Un capitolo a parte lo merita la Roma, impegnata a Rotterdam in una notte in cui è accaduto veramente di tutto. Compreso il ritorno al successo degli uomini di Garcia, ormai da tempo avvezzi a mancare il risultato pieno. I tanto temuti incidenti non ci sono stati (un solo tifoso romanista è stato arrestato e, viste le premesse, è anche andata bene), ma il pubblico del Feyenoord ha trovato comunque modo di “esprimere” la propria esuberanza all’interno del De Kuip, prima provocando Gervinho con ululati e la solita banana gonfiabile e poi prendendo di mira il direttore di gara, il francese Tupin, reo di aver esagerato nello sventolare il rosso sotto il naso dell’attonito Te Vrede, già in evidente imbarazzo nel dover rilevare il compagno di linea Kazim Richards, l’autore del pari all’andata, infortunatosi a metà primo tempo. Dagli spalti è piovuto di tutto, ombrelli compresi. Inevitabile, la sospensione dopo che Tupin aveva già avvertito il caldo pubblico di casa. Non il clima ideale per una partita di tale importanza ma era prevedibile. Un ulteriore merito della Roma, quello di aver saputo gestire, anche se con qualche sbavatura di troppo, una situazione ambientale incandescente a dispetto della pioggia battente.

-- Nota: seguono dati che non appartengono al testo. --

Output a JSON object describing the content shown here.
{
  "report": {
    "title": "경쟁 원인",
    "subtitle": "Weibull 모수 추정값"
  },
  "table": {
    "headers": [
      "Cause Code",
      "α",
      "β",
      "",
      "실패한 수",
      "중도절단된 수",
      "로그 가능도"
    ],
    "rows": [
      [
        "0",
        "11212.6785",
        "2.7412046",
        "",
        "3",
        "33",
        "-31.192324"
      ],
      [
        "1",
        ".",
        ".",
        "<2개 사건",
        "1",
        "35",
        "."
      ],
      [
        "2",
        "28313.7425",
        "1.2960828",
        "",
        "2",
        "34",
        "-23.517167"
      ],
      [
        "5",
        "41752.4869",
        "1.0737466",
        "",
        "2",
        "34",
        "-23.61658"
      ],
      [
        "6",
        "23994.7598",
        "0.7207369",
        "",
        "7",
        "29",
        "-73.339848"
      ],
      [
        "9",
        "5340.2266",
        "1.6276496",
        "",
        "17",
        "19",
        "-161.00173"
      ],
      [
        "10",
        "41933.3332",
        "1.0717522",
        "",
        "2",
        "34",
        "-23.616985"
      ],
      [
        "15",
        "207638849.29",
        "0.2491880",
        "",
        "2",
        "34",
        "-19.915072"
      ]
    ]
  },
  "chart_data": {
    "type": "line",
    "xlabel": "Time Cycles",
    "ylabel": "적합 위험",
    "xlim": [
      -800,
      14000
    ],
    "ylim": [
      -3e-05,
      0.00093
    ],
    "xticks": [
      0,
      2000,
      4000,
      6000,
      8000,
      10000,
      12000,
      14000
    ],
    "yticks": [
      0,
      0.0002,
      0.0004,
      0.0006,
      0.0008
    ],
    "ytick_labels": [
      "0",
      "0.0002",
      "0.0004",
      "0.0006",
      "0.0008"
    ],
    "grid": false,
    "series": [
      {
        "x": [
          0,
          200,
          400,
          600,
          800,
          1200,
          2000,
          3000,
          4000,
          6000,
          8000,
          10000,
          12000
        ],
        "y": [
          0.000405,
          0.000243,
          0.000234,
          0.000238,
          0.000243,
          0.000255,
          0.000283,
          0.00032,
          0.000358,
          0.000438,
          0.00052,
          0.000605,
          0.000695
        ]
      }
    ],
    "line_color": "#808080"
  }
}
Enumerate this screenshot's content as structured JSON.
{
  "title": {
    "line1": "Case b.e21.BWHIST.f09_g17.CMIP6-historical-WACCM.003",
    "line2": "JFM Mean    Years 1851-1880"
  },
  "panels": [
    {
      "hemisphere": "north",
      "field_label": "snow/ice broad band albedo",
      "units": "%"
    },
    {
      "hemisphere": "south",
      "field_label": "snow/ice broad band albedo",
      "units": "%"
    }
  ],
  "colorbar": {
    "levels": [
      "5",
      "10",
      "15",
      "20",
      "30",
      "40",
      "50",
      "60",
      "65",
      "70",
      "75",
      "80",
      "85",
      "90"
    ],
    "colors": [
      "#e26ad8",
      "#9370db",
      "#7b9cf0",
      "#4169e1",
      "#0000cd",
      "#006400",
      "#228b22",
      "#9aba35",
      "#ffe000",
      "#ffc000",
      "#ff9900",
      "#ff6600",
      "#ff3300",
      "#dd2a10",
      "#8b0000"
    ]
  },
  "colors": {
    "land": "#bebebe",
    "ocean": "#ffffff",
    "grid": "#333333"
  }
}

Sotto il profilo tecnico, che la Roma fosse superiore al Feyenoord era cosa risaputa, nonostante l’1-1 dell’Olimpico, ma l’inizio dei giallorossi non era stato dei migliori, in palese sofferenza di fronte al pressing asfissiante degli olandesi. Gli imbarazzi romanisti duravano però solo per dieci minuti, poi, al primo affondo, lo svarione della difesa biancorossa metteva subito in chiaro le cose: alla Roma, visti gli evidenti limiti tecnici degli olandesi già in avvio di fraseggio, sarebbe stato sufficiente avanzare il baricentro e giocare con ordine per arrivare a bussare alla porta di Vermeer. Che si apriva, però, solo in pieno recupero grazie alla battuta sotto misura di Ljajic, miglior marcatore stagionale della Roma, a quota 9 centri stagionali. La ripresa ruota attorno all’episodio dell’espulsione della punta di scorta olandese: alla ripresa del gioco, infatti, il Feyenoord tentava il tutto per tutto inserendo anche il promettente Manu che aveva un impatto immediato sulla gara, profittando di un buco centrale imbarazzante della difesa giallorossa per l’1-1 che riaccendeva le speranze della “vasca” (soprannome del De Kuip). Qui i maggiori meriti della Roma che, pur sbandando, trovava la forza per mettere il silenziatore agli entusiasmi di giocatori e tifosi olandesi: cross basso di Torosidis per Gervinho che giustiziava Vermeer da pochi passi. Da qui in poi, però, tornavano a galla anche i vecchi difetti: la squadra di Garcia perdeva campo, arretrava troppo e subiva la reazione, più d’orgoglio e di nervi che non di lucidità, della squadra di Rutten. Ma il punteggio non sarebbe più cambiato.